As noites do Recife foram testemunha das vigílias feitas pelo arcebispo emérito olhando as estrelas e dialogando com o Criador. Dali saíram suas mais lindas poesias, textos de reflexão, cartas, onde a entrega nas mãos de seu Senhor podia ser sentida a cada letra. Eram escritos sobre a paz, sobre a presença de Deus e também e inseparavelmente sobre os pobres, a justiça, a importância dos cristãos estarem engajados nas grandes lutas da humanidade.

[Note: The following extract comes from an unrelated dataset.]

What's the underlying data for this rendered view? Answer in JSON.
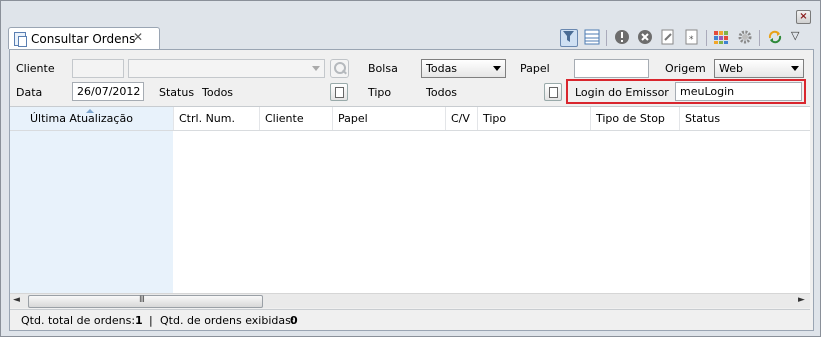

O chamado “Arcebispo Vermelho”, na verdade Profeta da Paz, permanece vivo. Aqueles que tentaram silenciá-lo e neutralizar sua profética atuação – quem se lembra sequer de seus nomes? Helder Pessoa Camara, no entanto, continua inspirando vidas e movendo corações. Sua vida é verdadeiro dom de Deus feito à sociedade e à Igreja brasileiras e universais. Dom do qual até hoje colhemos os frutos. O Evangelho ensina que se calarem a voz dos profetas, as pedras falarão. Parece neste caso, não ter sido necessário. Neste ano de celebração de seu centenário a voz de Dom Helder continua falando, não através de pedras, mas da carne e do sangue, do corpo e da alma, da fé e do compromisso daqueles e daquelas que a ouviram e graças a ela se puseram mais radicalmente no seguimento de Jesus Cristo e na construção de seu Reino.